PANAMA CITY BEACH — The Bay County Tourist Development Council (TDC) is ready to throw out the first pitch on a project to build more amateur baseball fields in Panama City Beach.
At a meeting Tuesday, the board continued discussions after voting last month to explore public-private partnership opportunities to bring in a minor league baseball team and new sports facilities to the destination.
The board agreed that while a minor league baseball team would be a boon to the destination, they wanted to first focus on growing the capacity to host amateur baseball tournaments in Panama City Beach.
“Everyone is of the opinion that we need to move forward,” said board Chairman Buddy Wilkes. “Somewhere along the way, we can’t wait on minor league baseball.”
Wilkes said about 300 teams were turned down for tournament space at Frank Brown Park in Panama City Beach this summer due to a lack of facilities.
Local attorney William Harrison, who pitched the minor league idea to the TDC last month along with a project for new amateur fields, said the TDC needed to meet with stakeholders to hammer out a list of priorities.
Harrison is part of a six-member group of investors called Doré Energy Group, backed primarily by wealthy Louisiana energy executive William J. Doré. The group has been researching the project’s feasibility for the last year and a half.
Doré Energy Group and the TDC also have been in conversation with major Bay County landholder the St. Joe Co. regarding potential partnerships, but St. Joe has not committed to anything.
“There has got to be a concerted effort,” Harrison said. “There’s got to be the time for somebody from this board, from the staff and the landowner to sit down and work through … the priorities.”
Harrison said that while the TDC has been saving money to construct more amateur baseball fields, a full facility would cost more than what they had on hand.
The TDC has $3.4 million set aside for tourism development projects and another $4.3 million from a final settlement with BP.

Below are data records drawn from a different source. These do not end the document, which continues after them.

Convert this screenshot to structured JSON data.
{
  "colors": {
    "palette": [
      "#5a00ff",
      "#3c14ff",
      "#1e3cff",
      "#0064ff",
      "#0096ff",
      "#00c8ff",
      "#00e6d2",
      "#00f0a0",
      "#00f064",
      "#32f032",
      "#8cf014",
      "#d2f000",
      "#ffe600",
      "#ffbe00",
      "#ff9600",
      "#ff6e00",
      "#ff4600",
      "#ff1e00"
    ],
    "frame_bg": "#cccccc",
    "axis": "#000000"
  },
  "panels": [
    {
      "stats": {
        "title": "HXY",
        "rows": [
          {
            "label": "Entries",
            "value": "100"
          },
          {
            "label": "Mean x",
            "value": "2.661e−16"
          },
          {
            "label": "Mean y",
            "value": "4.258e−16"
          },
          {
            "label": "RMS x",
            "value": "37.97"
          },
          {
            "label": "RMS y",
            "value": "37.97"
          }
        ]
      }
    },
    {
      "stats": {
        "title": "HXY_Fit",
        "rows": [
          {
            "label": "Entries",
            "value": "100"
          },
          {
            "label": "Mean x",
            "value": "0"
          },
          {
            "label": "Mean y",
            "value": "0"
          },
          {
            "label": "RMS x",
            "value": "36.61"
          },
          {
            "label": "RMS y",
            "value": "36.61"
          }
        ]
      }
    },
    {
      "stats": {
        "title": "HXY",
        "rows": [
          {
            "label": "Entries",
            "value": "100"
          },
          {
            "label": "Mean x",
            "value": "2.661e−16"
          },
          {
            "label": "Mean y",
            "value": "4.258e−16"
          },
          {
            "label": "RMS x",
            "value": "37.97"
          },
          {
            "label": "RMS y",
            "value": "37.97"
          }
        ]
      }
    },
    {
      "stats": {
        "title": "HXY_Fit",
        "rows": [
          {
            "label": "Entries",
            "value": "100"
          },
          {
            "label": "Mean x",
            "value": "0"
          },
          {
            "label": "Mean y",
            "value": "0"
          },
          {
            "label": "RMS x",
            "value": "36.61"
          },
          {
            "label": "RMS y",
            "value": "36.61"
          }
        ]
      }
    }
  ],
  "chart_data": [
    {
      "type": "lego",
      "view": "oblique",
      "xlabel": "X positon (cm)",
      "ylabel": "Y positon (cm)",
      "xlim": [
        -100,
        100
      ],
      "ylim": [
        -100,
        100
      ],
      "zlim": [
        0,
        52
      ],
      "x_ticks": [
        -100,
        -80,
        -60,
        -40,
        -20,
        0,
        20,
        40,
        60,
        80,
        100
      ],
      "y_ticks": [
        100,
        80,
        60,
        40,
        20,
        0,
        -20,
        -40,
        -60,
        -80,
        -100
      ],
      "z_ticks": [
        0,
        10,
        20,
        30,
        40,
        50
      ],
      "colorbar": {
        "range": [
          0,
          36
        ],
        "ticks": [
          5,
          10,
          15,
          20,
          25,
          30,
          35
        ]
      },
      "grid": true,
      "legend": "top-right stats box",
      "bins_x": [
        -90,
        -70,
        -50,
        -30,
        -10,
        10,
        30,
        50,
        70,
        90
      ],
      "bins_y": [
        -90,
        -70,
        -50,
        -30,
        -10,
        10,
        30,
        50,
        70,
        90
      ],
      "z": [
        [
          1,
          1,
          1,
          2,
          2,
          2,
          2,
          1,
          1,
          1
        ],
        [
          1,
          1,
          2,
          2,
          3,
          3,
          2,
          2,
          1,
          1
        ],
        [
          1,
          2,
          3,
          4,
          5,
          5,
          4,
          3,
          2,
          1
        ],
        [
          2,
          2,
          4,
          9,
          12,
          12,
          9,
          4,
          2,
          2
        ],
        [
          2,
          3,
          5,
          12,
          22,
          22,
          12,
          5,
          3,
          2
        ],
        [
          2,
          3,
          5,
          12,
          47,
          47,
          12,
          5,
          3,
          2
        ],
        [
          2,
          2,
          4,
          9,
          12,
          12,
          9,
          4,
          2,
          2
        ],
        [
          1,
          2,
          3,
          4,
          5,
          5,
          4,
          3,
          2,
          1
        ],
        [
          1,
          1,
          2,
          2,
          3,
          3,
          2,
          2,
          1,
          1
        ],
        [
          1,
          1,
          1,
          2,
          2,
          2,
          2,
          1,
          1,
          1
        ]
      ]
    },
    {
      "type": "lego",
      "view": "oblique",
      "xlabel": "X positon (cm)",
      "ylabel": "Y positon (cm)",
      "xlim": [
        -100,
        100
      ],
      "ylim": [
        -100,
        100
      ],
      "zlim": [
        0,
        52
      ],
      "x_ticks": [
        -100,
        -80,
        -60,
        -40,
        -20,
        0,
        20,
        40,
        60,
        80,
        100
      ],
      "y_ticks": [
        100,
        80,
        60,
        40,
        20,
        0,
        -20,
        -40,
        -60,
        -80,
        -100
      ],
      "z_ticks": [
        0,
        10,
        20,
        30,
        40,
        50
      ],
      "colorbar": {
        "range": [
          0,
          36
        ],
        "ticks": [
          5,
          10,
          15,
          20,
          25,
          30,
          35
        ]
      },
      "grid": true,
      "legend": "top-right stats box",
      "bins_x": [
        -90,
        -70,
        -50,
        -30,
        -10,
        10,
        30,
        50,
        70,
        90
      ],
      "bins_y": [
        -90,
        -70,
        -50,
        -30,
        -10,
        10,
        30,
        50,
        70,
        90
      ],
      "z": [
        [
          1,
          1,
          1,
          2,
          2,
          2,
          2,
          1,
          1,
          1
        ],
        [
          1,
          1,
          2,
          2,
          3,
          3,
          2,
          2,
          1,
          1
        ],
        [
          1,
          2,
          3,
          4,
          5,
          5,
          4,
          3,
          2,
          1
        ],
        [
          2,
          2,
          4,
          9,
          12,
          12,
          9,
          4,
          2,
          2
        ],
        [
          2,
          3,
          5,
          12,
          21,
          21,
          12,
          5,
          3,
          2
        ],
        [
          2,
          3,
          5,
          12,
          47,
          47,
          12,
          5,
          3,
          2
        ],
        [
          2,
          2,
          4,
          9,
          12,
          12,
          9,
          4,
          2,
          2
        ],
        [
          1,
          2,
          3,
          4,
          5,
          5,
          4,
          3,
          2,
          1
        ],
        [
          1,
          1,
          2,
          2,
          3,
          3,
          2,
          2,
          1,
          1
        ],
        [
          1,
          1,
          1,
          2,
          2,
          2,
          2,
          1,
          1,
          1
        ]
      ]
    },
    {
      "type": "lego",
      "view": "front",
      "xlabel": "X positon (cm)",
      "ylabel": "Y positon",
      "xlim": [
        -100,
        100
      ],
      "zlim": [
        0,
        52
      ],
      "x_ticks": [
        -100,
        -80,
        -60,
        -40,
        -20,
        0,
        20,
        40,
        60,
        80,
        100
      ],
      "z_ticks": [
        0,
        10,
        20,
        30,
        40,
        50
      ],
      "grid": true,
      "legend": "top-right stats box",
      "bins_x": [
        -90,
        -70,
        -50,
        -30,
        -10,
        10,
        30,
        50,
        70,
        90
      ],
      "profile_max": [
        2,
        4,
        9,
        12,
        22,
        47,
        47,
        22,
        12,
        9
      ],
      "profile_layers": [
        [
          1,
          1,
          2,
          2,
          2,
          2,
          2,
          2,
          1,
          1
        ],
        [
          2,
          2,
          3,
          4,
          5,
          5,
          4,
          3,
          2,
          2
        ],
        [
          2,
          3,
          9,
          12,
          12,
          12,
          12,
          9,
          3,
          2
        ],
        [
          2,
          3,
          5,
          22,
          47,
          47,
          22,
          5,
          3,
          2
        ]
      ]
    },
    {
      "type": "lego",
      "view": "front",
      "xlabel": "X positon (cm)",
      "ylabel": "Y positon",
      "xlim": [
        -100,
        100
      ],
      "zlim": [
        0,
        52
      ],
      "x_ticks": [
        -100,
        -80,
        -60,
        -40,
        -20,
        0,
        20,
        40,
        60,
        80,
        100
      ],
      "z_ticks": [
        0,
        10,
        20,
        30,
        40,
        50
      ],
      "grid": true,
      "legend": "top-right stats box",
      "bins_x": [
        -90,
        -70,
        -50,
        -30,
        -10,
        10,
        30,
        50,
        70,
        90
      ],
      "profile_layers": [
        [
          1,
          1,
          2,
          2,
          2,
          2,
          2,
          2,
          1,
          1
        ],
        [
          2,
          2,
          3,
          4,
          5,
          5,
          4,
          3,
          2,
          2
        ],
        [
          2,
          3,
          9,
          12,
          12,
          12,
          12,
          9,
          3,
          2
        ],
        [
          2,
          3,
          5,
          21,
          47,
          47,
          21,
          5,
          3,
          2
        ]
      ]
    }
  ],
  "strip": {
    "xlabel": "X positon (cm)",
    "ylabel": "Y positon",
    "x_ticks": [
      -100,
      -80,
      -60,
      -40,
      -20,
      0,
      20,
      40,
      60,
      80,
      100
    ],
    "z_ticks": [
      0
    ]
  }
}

“What I was trying to propose to you last time … was to see what we could do to create synergy between all those to provide more things than we’ll be able to provide individually,” Harrison said.
With a goal to have more fields by 2015, the TDC agreed to push for a meeting with Doré Energy Group, the St. Joe Co., TDC member Andy Phillips and Panama City Beach City Manager Mario Gisbert.
“The ball fields, for us, they’ve got to come first,” Wilkes said. “If there’s a possibility that minor league baseball can be a part of this somewhere down the road, we want that first piece to be something that’s compatible and lends itself to the other part of it.”
Constructionof a minor league stadium would cost about $30 million for a 4,000-seat facility plus room for 1,500 fans sitting along an outfield berm.
Board member Mike Thomas said if a partnership doesn’t work out, the TDC could spend its money to expand the city’s facilities at Frank Brown Park by adding another “wheel” of fields.
“If we’ve got to build an extra wheel right now, we’ll build an extra wheel,” Thomas said.